Marinduque Mainland from Tres Reyes Islands

Marinduque Mainland from Tres Reyes Islands
View of Marinduque Mainland from Tres Reyes Islands-Click on photo to link to Chateau Du Mer

WELCOME TO MY SITE AND HAVE A GOOD DAY

If this is your first time in this site, welcome. It has been my dream that my province, Marinduque, Philippines becomes a world tourist destination not only during Easter Week but also whole year round. You can help me achieve my dream by telling your friends about this site. The photo above is your own private beach at The Chateau Du Mer Beach Resort. The sand is not as white as Boracay, but it is only a few steps from your front yard and away from the mayhem and crowds of Boracay. I have posted some of my favorite Filipino and American dishes and recipes on this site also. Some of the photos and videos on this site, I do not own. However, I have no intention on infringement of your copyrights. Cheers!

Thursday, September 23, 2010

The Filoli Mansion and Gardens of Woodside, California

The Sunken Garden

If you live in Northern California and you love gardens, the Filoli Mansion and Gardens will be worth a visit. I love specially the rose gardens and the antique furnitures inside the mansion. It is about 25 miles south of San Francisco. Here's a video for your enjoyment.


Filoli is a country house set in 16 acres (6.5 ha) of formal gardens surrounded by 654 acres (265 ha) estate, located in Woodside, California, about 25 miles (40 km) south of San Francisco, at the southern end of Crystal Springs Lake, on the eastern slope of the Santa Cruz Mountains.

Filoli was built between 1915 and 1917 for William Bowers Bourn II and his wife, Agnes Moody Bourn. The principal designer, San Francisco architect Willis Polk, used a free Georgian style that incorporated the tiled roofs characteristic of California.] Polk had previously designed Bourn's houses in Grass Valley and on Webster Street in San Francisco. Bruce Porter was commissioned to collaborate with the Bourns in planning the gardens, which were laid out 1917-1922.


Filoli served as one of the Bourns' residences from 1917 to 1936. Mr. Bourn was president of the Spring Valley Water Company, which owned Crystal Springs Lake and the surrounding area. The name of the estate is an acronym formed by combining the first two letters from the key words of William Bourn's credo: "Fight for a just cause; Love your fellow man; Live a good life."

Following the deaths of William and Agnes Bourn in 1936, the estate was sold to Mr. and Mrs. William P. Roth, owners of the Matson Navigation Company, in 1937. The Roth family built Filoli's botanic gardens. In 1975, Mrs. Roth donated the estate in its entirety to the National Trust for Historic Preservation.
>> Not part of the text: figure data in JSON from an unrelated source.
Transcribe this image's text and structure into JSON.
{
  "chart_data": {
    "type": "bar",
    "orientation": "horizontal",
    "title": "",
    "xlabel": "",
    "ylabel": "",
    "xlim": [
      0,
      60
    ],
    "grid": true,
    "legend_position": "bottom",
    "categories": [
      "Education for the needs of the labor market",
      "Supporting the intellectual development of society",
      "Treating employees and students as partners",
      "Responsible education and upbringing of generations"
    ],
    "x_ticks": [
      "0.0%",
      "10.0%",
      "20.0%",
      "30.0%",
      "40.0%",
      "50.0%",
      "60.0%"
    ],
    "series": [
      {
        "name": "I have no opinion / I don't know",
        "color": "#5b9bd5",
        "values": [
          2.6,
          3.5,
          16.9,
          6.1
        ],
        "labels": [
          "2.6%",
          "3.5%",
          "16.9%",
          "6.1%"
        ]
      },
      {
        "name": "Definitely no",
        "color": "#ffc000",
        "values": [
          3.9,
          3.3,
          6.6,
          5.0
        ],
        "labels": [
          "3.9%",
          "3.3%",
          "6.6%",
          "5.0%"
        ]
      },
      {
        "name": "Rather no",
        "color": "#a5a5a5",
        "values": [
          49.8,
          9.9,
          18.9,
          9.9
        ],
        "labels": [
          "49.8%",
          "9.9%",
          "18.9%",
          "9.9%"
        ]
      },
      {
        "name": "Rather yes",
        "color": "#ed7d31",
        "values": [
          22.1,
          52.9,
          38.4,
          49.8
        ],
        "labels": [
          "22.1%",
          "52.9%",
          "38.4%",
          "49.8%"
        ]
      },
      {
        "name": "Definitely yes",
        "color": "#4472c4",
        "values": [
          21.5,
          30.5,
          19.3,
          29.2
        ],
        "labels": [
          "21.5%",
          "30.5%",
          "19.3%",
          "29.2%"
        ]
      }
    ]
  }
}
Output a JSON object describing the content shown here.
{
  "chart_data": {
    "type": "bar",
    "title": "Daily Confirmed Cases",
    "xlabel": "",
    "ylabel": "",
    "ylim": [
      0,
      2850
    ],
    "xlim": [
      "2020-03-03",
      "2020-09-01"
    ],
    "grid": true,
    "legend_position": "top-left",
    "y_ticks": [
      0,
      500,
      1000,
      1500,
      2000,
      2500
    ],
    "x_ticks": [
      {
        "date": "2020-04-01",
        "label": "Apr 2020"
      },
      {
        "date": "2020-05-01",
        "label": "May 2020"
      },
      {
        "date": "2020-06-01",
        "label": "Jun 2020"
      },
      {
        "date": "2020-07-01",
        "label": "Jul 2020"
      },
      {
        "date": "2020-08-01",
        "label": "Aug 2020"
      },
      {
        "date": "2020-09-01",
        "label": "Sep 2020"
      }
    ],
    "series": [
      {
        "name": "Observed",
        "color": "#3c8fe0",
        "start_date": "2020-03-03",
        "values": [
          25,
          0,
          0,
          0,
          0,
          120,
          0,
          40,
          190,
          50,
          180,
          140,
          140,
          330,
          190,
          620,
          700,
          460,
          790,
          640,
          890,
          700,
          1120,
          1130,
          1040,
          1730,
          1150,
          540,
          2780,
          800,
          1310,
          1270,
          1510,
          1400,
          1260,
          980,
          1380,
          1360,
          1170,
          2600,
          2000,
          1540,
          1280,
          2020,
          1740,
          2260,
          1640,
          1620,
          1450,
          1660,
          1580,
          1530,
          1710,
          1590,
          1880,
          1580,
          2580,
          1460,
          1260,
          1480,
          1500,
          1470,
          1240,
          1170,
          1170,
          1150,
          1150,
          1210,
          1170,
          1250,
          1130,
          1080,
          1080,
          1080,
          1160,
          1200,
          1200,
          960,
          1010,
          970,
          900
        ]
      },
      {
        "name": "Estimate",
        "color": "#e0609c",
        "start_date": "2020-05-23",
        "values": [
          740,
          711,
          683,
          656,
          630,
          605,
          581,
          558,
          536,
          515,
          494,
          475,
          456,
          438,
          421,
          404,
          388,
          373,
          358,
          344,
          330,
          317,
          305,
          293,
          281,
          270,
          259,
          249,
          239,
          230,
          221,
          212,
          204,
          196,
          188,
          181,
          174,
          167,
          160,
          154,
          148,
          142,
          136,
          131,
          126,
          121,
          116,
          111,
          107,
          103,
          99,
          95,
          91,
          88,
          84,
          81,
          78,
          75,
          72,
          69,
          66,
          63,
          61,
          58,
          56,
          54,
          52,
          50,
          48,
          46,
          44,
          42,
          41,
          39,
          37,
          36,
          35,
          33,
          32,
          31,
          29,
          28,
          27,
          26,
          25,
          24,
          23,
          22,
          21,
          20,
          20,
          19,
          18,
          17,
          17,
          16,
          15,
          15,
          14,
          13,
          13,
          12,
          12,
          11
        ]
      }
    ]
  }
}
The 16 acres (6.5 ha) of gardens are structured as a series of garden spaces that open one from another, providing long axial views, in which profuse naturalized plantings of hardy and annual plants contrast with lawns, paving, formal reflecting pools, framed in walls and clipped hedging (illustration, right) and punctuated by many narrowly columnar Irish yews, originally grown on the estate from cuttings. Filoli is an outstanding example of the Anglo-American gardening style that was pioneered at the end of the nineteenth century by Edwin Lutyens and Gertrude Jekyll in British gardens and exemplified in the U.S. by designs of Charles A. Platt and Beatrix Farrand.

Today, Filoli is open for public tours. Attractions include self-guided tours, guided tours, and nature hikes. The formal gardens include several areas, including the Wedding Place, especially designed for Berenice Roth's wedding. Lurline and Berenice both had their wedding receptions at Filoli, but Berenice's wedding is the only one that has ever taken place at Filoli. The largest gardens are working gardens for the production of cut flowers for the mansion and for the growing of some vegetables.

Filoli has served as the set for many Hollywood movies. Most famously, it is the mansion seen from the air in the opening credits of the television series Dynasty. The mansion's plush interiors were also featured in the first episodes of the series but were subsequently replicated on sound stages at the Fox Studios, Century City. However the entire mansion served as the setting for the 2006 CBS Television special Dynasty Reunion.

Among the many striking mature trees on the grounds are a row of immense Italian Stone Pines and scattered specimen native Coast Live Oaks over 250 years in age, the latter of which are the backdrop for Warren Beatty's outdoor scenes in Heaven Can Wait. The Filoli estate recently went through extensive rehabilitation and a new visitor center and café were built. San Francisco architecture firm, Architectural Resources Group designed the new visitor and education center as well as oversaw seismic strengthening of the historic main house. The new facility includes a 255 seat assembly room, main lobby orientation room, a café, offices and a catering kitchen.

Filoli was featured in Bob Vila's A&E Network production, Guide to Historic Homes of America, as well as in a November 1996 segment of A&E's America's Castles: Garden Estates, the latter being shown continuously at the visitor center.